The Response Template has a view new variables:

  • .User - this is the username or user-id of the user, the prompt tester will assign a random ID.
  • .Response - this is the response from the LLM
  • .Titles - this is the list of titles of the chunks of text that were used in the response, the references.

Step 3: Run the Prompt

With that all done, let’s ask the LLM a question related to the body of text:

Question: What was Bertrand Russel's opinion on how to end the duel as a practice?

The LLM should now output an answer and several references, like this:

<@d7a0a506-63aa-424b-9e6d-876fc21cd9e3> Based on the information provided, Bertrand Russell's opinion on how to end the duel as a practice is to establish political institutions that make men averse to war. He believes that through the influence of institutions and habits, men can learn to look back upon war as a barbaric practice, similar to the burning of heretics or human sacrifice to heathen deities. He suggests that if political contest within a World-State were substituted for war, imagination would soon accustom itself to the new situation, and war would be seen as a thing of the past.

*References:*
> Why Men Fight.txt?part=0
> Why Men Fight.txt?part=18
> Why Men Fight.txt?part=43

And there you have it, an answer that is based on references from the text collection we submitted. The references show which text was used - in this case a very specific one about fighting, and which chunk was referenced.

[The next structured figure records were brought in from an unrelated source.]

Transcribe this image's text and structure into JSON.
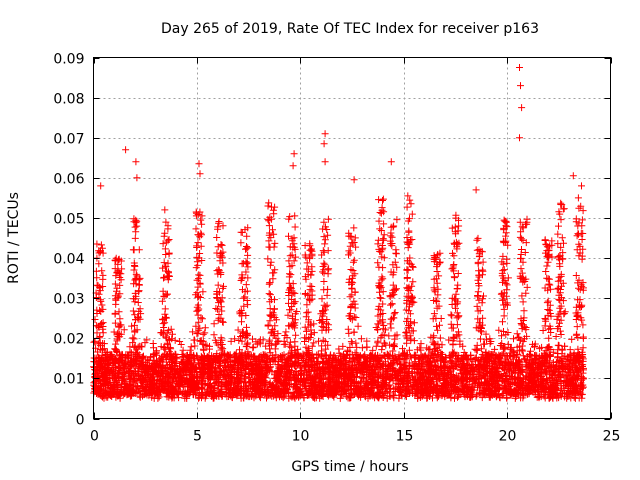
{
  "chart_data": {
    "type": "scatter",
    "title": "Day 265 of 2019, Rate Of TEC Index for receiver p163",
    "xlabel": "GPS time / hours",
    "ylabel": "ROTI / TECUs",
    "xlim": [
      0,
      25
    ],
    "ylim": [
      0,
      0.09
    ],
    "xticks": [
      0,
      5,
      10,
      15,
      20,
      25
    ],
    "xtick_labels": [
      "0",
      "5",
      "10",
      "15",
      "20",
      "25"
    ],
    "yticks": [
      0,
      0.01,
      0.02,
      0.03,
      0.04,
      0.05,
      0.06,
      0.07,
      0.08,
      0.09
    ],
    "ytick_labels": [
      "0",
      "0.01",
      "0.02",
      "0.03",
      "0.04",
      "0.05",
      "0.06",
      "0.07",
      "0.08",
      "0.09"
    ],
    "grid": true,
    "marker": "+",
    "color": "#ff0000",
    "series": [
      {
        "name": "ROTI",
        "outliers": [
          {
            "x": 0.35,
            "y": 0.058
          },
          {
            "x": 1.55,
            "y": 0.067
          },
          {
            "x": 2.05,
            "y": 0.064
          },
          {
            "x": 2.1,
            "y": 0.06
          },
          {
            "x": 3.45,
            "y": 0.052
          },
          {
            "x": 5.1,
            "y": 0.0635
          },
          {
            "x": 5.15,
            "y": 0.061
          },
          {
            "x": 9.7,
            "y": 0.066
          },
          {
            "x": 9.65,
            "y": 0.063
          },
          {
            "x": 11.2,
            "y": 0.071
          },
          {
            "x": 11.15,
            "y": 0.0685
          },
          {
            "x": 11.2,
            "y": 0.064
          },
          {
            "x": 12.6,
            "y": 0.0595
          },
          {
            "x": 14.4,
            "y": 0.064
          },
          {
            "x": 15.2,
            "y": 0.0555
          },
          {
            "x": 18.5,
            "y": 0.057
          },
          {
            "x": 20.6,
            "y": 0.0875
          },
          {
            "x": 20.65,
            "y": 0.083
          },
          {
            "x": 20.7,
            "y": 0.0775
          },
          {
            "x": 20.6,
            "y": 0.07
          },
          {
            "x": 23.2,
            "y": 0.0605
          },
          {
            "x": 23.6,
            "y": 0.058
          },
          {
            "x": 23.45,
            "y": 0.055
          }
        ],
        "envelope_peaks": [
          {
            "x": 0.3,
            "y": 0.045
          },
          {
            "x": 1.2,
            "y": 0.04
          },
          {
            "x": 2.1,
            "y": 0.05
          },
          {
            "x": 3.5,
            "y": 0.05
          },
          {
            "x": 5.1,
            "y": 0.052
          },
          {
            "x": 6.1,
            "y": 0.05
          },
          {
            "x": 7.3,
            "y": 0.048
          },
          {
            "x": 8.6,
            "y": 0.054
          },
          {
            "x": 9.6,
            "y": 0.052
          },
          {
            "x": 10.4,
            "y": 0.045
          },
          {
            "x": 11.2,
            "y": 0.05
          },
          {
            "x": 12.5,
            "y": 0.048
          },
          {
            "x": 13.9,
            "y": 0.055
          },
          {
            "x": 14.5,
            "y": 0.05
          },
          {
            "x": 15.3,
            "y": 0.055
          },
          {
            "x": 16.6,
            "y": 0.042
          },
          {
            "x": 17.5,
            "y": 0.052
          },
          {
            "x": 18.7,
            "y": 0.045
          },
          {
            "x": 19.9,
            "y": 0.052
          },
          {
            "x": 20.8,
            "y": 0.05
          },
          {
            "x": 22.0,
            "y": 0.045
          },
          {
            "x": 22.6,
            "y": 0.054
          },
          {
            "x": 23.5,
            "y": 0.055
          }
        ],
        "x_range": [
          0,
          23.7
        ],
        "baseline_typical": 0.009,
        "baseline_min": 0.003
      }
    ]
  }
}
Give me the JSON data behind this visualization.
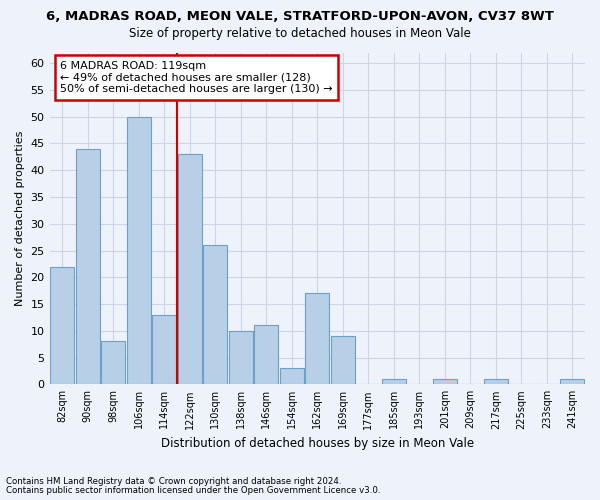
{
  "title1": "6, MADRAS ROAD, MEON VALE, STRATFORD-UPON-AVON, CV37 8WT",
  "title2": "Size of property relative to detached houses in Meon Vale",
  "xlabel": "Distribution of detached houses by size in Meon Vale",
  "ylabel": "Number of detached properties",
  "categories": [
    "82sqm",
    "90sqm",
    "98sqm",
    "106sqm",
    "114sqm",
    "122sqm",
    "130sqm",
    "138sqm",
    "146sqm",
    "154sqm",
    "162sqm",
    "169sqm",
    "177sqm",
    "185sqm",
    "193sqm",
    "201sqm",
    "209sqm",
    "217sqm",
    "225sqm",
    "233sqm",
    "241sqm"
  ],
  "values": [
    22,
    44,
    8,
    50,
    13,
    43,
    26,
    10,
    11,
    3,
    17,
    9,
    0,
    1,
    0,
    1,
    0,
    1,
    0,
    0,
    1
  ],
  "bar_color": "#b8cfe8",
  "bar_edge_color": "#6fa0cc",
  "red_line_index": 4.5,
  "annotation_line1": "6 MADRAS ROAD: 119sqm",
  "annotation_line2": "← 49% of detached houses are smaller (128)",
  "annotation_line3": "50% of semi-detached houses are larger (130) →",
  "annotation_box_color": "white",
  "annotation_box_edge_color": "#cc0000",
  "red_line_color": "#cc0000",
  "grid_color": "#ccd4e8",
  "ylim": [
    0,
    62
  ],
  "yticks": [
    0,
    5,
    10,
    15,
    20,
    25,
    30,
    35,
    40,
    45,
    50,
    55,
    60
  ],
  "footnote1": "Contains HM Land Registry data © Crown copyright and database right 2024.",
  "footnote2": "Contains public sector information licensed under the Open Government Licence v3.0.",
  "background_color": "#eef2fa"
}
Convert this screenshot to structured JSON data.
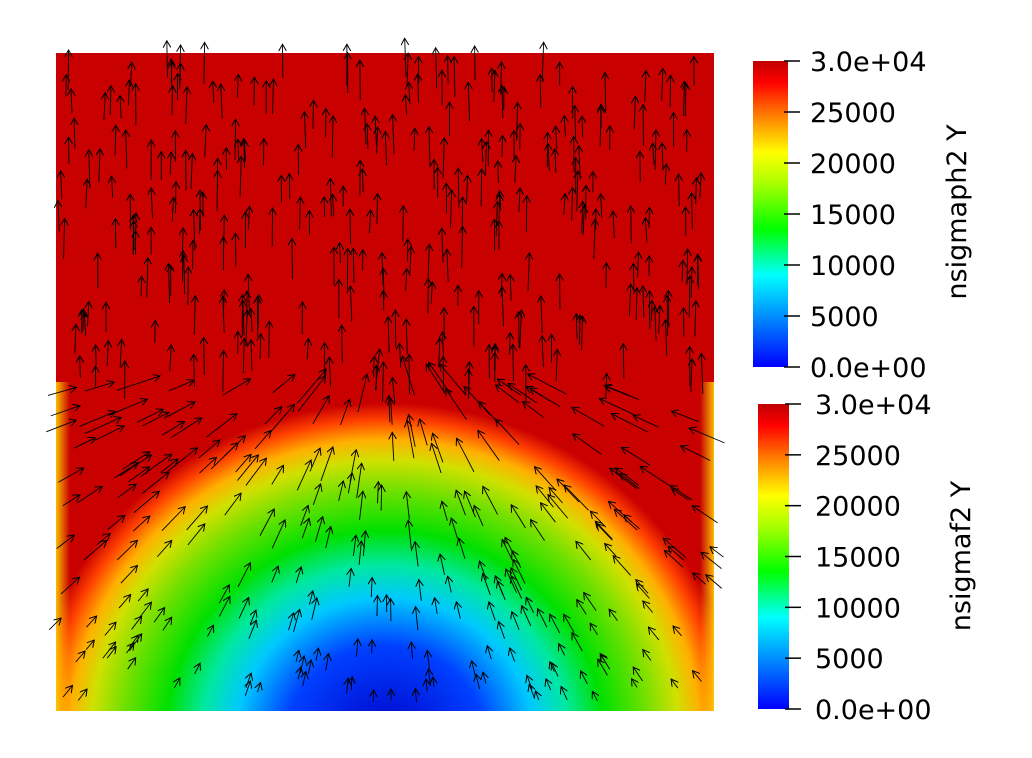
{
  "colorbars": [
    {
      "title": "nsigmaph2 Y",
      "range": [
        0,
        30000
      ],
      "labels": [
        "3.0e+04",
        "25000",
        "20000",
        "15000",
        "10000",
        "5000",
        "0.0e+00"
      ],
      "colormap": [
        "#0000ff",
        "#00a0ff",
        "#00ffff",
        "#00ff00",
        "#aaff00",
        "#ffff00",
        "#ff8000",
        "#ff0000",
        "#c00000"
      ]
    },
    {
      "title": "nsigmaf2 Y",
      "range": [
        0,
        30000
      ],
      "labels": [
        "3.0e+04",
        "25000",
        "20000",
        "15000",
        "10000",
        "5000",
        "0.0e+00"
      ],
      "colormap": [
        "#0000ff",
        "#00a0ff",
        "#00ffff",
        "#00ff00",
        "#aaff00",
        "#ffff00",
        "#ff8000",
        "#ff0000",
        "#c00000"
      ]
    }
  ],
  "field": {
    "upper_region_color": "#c80000",
    "arrow_color": "#000000"
  }
}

The prompt tester uses all of the base objects of Montag to make the testing possible, each of these sections can be individually configured as a component, for example:

  • The Completion Settings section is encapsulated in LLM Configurations
  • The Embedding dependencies of API Client, Embed Settings and Vector DB are captured in Embed Configurations and namespaces (and their associated privacy tiers) are individual objects that are part of a Text Collection, or if you already have a corpus that you want to query, but not reference directly in Montag as a Text Collection, can still be tagged with a Privacy tier and queried in advanced use cases like scripts and AI functions
  • The Prompt Configurations are stored collectively in the “Prompts” section of the app

For things like Bots and AI Functions you can quickly select each of these compoennts and put them together like building blocks, and therefore also just as quickly reconfigure them with different back-end without having to redeclare them.